A broad scope of ideas and perspectives is essential for a school that seeks to inspire a diverse range of students who are committed to the betterment of self and society, as stated in the Hotchkiss mission statement. Yet in an increasingly polarized political culture, difference can lead to discord. Enter Hotchkiss’s long-standing commitment to reasoned and reasonable free speech. 

“Hotchkiss’s history of critical thinking goes back to our very roots. It is profoundly important that we continue to cultivate this skill in a way that challenges assumptions and leads to deeper understanding for us all,” explained Tom Drake, instructor in history and director of the Center for Global Understanding and Independent Thinking.
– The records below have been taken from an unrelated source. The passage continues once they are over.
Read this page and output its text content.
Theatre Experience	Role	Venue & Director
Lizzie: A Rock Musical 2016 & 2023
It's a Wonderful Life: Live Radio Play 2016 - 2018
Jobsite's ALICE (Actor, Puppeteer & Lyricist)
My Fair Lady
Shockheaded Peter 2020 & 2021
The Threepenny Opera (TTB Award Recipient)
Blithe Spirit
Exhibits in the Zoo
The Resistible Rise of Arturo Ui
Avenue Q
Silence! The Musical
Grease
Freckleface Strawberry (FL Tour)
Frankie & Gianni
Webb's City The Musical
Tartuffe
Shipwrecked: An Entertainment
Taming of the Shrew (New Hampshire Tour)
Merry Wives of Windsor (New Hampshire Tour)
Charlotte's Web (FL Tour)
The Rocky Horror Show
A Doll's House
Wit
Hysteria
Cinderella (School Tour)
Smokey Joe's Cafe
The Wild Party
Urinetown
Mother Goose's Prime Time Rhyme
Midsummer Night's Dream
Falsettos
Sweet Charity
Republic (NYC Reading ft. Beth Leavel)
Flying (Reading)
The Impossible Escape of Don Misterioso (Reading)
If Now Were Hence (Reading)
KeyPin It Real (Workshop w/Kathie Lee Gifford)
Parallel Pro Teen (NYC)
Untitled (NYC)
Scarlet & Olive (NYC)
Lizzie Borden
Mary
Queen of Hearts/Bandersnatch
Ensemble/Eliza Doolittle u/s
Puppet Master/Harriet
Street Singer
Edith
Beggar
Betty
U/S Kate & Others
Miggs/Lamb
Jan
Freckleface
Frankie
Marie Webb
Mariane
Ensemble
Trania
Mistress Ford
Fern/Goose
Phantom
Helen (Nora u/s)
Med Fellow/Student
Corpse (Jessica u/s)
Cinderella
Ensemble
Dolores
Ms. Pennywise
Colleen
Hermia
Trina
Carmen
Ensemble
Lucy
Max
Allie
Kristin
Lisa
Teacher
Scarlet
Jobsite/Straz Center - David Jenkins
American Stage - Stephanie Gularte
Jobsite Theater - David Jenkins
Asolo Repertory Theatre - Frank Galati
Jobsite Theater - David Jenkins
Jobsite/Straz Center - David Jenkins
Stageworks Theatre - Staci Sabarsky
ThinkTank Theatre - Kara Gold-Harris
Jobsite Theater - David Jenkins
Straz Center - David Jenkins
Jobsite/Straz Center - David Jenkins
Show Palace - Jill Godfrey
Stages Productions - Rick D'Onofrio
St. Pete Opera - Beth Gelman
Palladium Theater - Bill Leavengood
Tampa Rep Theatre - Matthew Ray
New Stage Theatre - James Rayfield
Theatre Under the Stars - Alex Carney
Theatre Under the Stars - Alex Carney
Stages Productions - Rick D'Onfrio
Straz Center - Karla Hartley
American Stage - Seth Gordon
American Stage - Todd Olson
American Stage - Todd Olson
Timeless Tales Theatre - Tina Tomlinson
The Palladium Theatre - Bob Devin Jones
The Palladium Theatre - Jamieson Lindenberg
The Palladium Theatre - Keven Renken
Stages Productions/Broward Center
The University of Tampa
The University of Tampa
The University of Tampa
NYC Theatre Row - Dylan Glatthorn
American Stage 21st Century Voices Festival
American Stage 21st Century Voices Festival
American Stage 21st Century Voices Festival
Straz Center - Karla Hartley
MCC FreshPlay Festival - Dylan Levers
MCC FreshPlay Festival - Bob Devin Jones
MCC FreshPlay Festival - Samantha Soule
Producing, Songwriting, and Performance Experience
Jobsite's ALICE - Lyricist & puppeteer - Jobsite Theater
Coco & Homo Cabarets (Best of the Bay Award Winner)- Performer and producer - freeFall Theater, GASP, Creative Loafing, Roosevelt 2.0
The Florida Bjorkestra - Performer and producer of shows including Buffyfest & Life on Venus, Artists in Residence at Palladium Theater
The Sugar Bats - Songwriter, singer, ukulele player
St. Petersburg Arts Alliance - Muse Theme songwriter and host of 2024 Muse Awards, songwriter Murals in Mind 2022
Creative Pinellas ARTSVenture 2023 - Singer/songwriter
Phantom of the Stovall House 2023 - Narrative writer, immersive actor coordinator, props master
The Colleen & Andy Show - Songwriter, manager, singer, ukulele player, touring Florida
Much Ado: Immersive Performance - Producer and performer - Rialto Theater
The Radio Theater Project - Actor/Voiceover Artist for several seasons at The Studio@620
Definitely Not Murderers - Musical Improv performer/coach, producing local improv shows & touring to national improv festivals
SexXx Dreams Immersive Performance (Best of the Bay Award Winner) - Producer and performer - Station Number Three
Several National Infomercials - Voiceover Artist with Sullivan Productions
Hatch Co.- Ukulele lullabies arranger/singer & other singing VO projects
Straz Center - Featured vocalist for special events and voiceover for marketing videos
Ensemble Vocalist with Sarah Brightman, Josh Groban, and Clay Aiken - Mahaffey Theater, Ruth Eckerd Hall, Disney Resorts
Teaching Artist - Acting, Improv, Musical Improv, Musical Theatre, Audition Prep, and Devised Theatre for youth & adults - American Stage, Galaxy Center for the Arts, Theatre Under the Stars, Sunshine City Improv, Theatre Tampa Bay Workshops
In the fall of 2019, Drake joined a group of three then-upper mids and two other faculty members to attend the Freedom of Expression and Open Discourse in High School conference at the University of Chicago. The event focused on the Chicago Principles, a set of criteria developed by the university that encourages a commitment to free, robust, and uninhibited debate. Participants examined how these principles could be implemented within secondary schools.

“Our focus in incorporating these principles is to create a culture where no voice or point of view is marginalized, provided it doesn’t cause harm,” explained Drake. “Doing so requires striking a balance between the advantages of unfettered debate and its potential risks to adolescents in a school environment.”
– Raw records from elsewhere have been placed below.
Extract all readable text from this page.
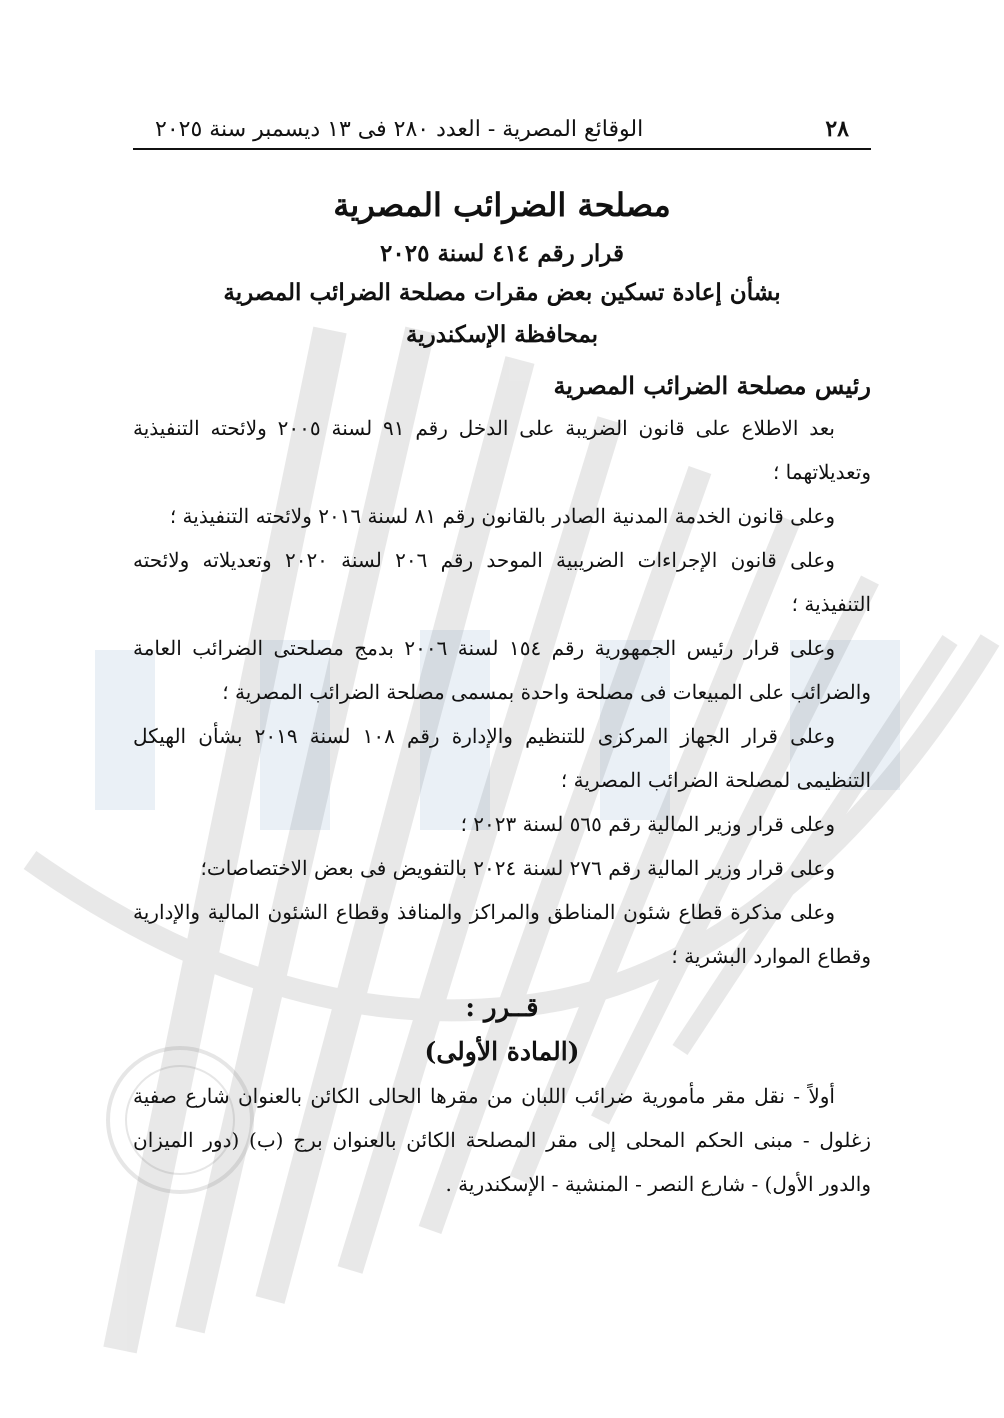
٢٨
الوقائع المصرية - العدد ٢٨٠ فى ١٣ ديسمبر سنة ٢٠٢٥
مصلحة الضرائب المصرية
قرار رقم ٤١٤ لسنة ٢٠٢٥
بشأن إعادة تسكين بعض مقرات مصلحة الضرائب المصرية
بمحافظة الإسكندرية
رئيس مصلحة الضرائب المصرية

بعد الاطلاع على قانون الضريبة على الدخل رقم ٩١ لسنة ٢٠٠٥ ولائحته التنفيذية وتعديلاتهما ؛

وعلى قانون الخدمة المدنية الصادر بالقانون رقم ٨١ لسنة ٢٠١٦ ولائحته التنفيذية ؛

وعلى قانون الإجراءات الضريبية الموحد رقم ٢٠٦ لسنة ٢٠٢٠ وتعديلاته ولائحته التنفيذية ؛

وعلى قرار رئيس الجمهورية رقم ١٥٤ لسنة ٢٠٠٦ بدمج مصلحتى الضرائب العامة والضرائب على المبيعات فى مصلحة واحدة بمسمى مصلحة الضرائب المصرية ؛

وعلى قرار الجهاز المركزى للتنظيم والإدارة رقم ١٠٨ لسنة ٢٠١٩ بشأن الهيكل التنظيمى لمصلحة الضرائب المصرية ؛

وعلى قرار وزير المالية رقم ٥٦٥ لسنة ٢٠٢٣ ؛

وعلى قرار وزير المالية رقم ٢٧٦ لسنة ٢٠٢٤ بالتفويض فى بعض الاختصاصات؛

وعلى مذكرة قطاع شئون المناطق والمراكز والمنافذ وقطاع الشئون المالية والإدارية وقطاع الموارد البشرية ؛

قــرر :
(المادة الأولى)

أولاً - نقل مقر مأمورية ضرائب اللبان من مقرها الحالى الكائن بالعنوان شارع صفية زغلول - مبنى الحكم المحلى إلى مقر المصلحة الكائن بالعنوان برج (ب) (دور الميزان والدور الأول) - شارع النصر - المنشية - الإسكندرية .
Since the conference, Hotchkiss has continued to prioritize opportunities for open discourse within the School community. Student clubs, open to all students, and affinity groups, which primarily serve the interests of a particular group of students, hold discussions focused on a broad spectrum of topics.

This year’s U.S. presidential election allowed the School to put the Chicago Principles into action. In the weeks leading up to the election, the students who had attended the conference in Chicago — Felix Bao, Ivy Bhandari, and Max Grossman, all from the Class of 2021 — engaged in planning sessions and spoke in All-School Meetings about the importance of open debate. The Edsel Ford Memorial Library developed a detailed “Lib Guide” comprising a variety of resources on the political process in the U.S. All members of the Hotchkiss community also watched The Social Dilemma, a film by Netflix that explores the profound effect of social media on the world as a result of the way information is increasingly distributed and consumed.
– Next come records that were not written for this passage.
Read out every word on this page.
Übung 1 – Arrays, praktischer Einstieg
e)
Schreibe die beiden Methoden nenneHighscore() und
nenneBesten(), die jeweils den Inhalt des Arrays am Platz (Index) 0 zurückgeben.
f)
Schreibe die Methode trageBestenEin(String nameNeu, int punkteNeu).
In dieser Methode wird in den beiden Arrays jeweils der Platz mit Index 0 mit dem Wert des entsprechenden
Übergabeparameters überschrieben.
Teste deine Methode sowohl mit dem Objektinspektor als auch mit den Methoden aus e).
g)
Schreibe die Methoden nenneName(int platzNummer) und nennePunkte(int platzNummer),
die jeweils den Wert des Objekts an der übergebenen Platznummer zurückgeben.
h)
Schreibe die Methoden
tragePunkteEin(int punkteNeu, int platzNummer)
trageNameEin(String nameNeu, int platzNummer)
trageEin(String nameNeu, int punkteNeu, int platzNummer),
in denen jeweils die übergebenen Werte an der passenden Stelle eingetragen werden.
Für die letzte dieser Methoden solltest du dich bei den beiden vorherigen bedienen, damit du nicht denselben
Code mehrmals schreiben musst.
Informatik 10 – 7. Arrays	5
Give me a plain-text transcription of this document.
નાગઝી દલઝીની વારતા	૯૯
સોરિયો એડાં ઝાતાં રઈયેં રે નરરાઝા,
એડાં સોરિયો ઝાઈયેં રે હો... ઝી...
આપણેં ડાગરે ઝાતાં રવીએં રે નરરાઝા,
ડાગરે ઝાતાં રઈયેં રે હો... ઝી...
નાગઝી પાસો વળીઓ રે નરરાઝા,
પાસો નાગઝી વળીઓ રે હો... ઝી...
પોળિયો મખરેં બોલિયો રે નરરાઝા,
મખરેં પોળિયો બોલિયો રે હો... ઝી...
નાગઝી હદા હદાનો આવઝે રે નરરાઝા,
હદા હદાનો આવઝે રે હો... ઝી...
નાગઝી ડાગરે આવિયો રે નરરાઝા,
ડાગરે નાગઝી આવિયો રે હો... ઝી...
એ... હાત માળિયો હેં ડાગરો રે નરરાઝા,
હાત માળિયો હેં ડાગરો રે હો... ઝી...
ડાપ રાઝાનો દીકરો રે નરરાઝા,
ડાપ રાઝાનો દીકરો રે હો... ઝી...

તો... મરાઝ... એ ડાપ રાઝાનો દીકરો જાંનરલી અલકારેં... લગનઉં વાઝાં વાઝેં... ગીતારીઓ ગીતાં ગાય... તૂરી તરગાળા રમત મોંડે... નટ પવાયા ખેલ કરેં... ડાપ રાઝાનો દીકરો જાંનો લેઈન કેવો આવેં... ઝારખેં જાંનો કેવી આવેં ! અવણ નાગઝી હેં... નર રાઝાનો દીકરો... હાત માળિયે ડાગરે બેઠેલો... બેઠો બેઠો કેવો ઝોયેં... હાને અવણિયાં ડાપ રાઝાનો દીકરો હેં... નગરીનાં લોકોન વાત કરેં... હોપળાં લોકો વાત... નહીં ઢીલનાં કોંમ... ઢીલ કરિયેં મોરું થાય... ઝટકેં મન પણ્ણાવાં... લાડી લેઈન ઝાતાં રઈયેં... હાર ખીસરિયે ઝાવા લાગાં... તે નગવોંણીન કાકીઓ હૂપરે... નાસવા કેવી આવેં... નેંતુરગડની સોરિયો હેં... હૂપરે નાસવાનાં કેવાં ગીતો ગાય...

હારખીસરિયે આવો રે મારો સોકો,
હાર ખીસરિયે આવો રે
On November 4, the School cancelled classes in order to engage in a long-planned day of civics programming. As states across the nation continued to tally ballots, Hotchkiss students, faculty, and staff spent the morning engaged in a bi-partisan panel discussion that covered anticipated election outcomes, the nation’s electoral system, evolving ideology across both major political parties, and the importance of informed media consumption. The panelists included:

Charley Cooper ’90, who currently leads external affairs for R3, a premier enterprise software firm. Earlier in his career, Cooper served as senior advisor to Deputy Secretary of Defense Paul Wolfowitz at the Pentagon. In 2005, he was awarded the Office of the Secretary of Defense Medal for Exceptional Public Service.

Adam Sharp ’96, who is the president and CEO of the National Academy of Television Arts & Sciences. Previously, Sharp was head of news, government and elections at Twitter. He is a noted expert and speaker on digital communications and marketing, political affairs, and strategy.

Dr. Katie Fleishman, an instructor in English, who joined the Hotchkiss faculty in 2019 after teaching at UC Berkeley, among other institutions. Her essays have appeared in numerous publications.

Tom Drake, instructor in history, served as the panel facilitator.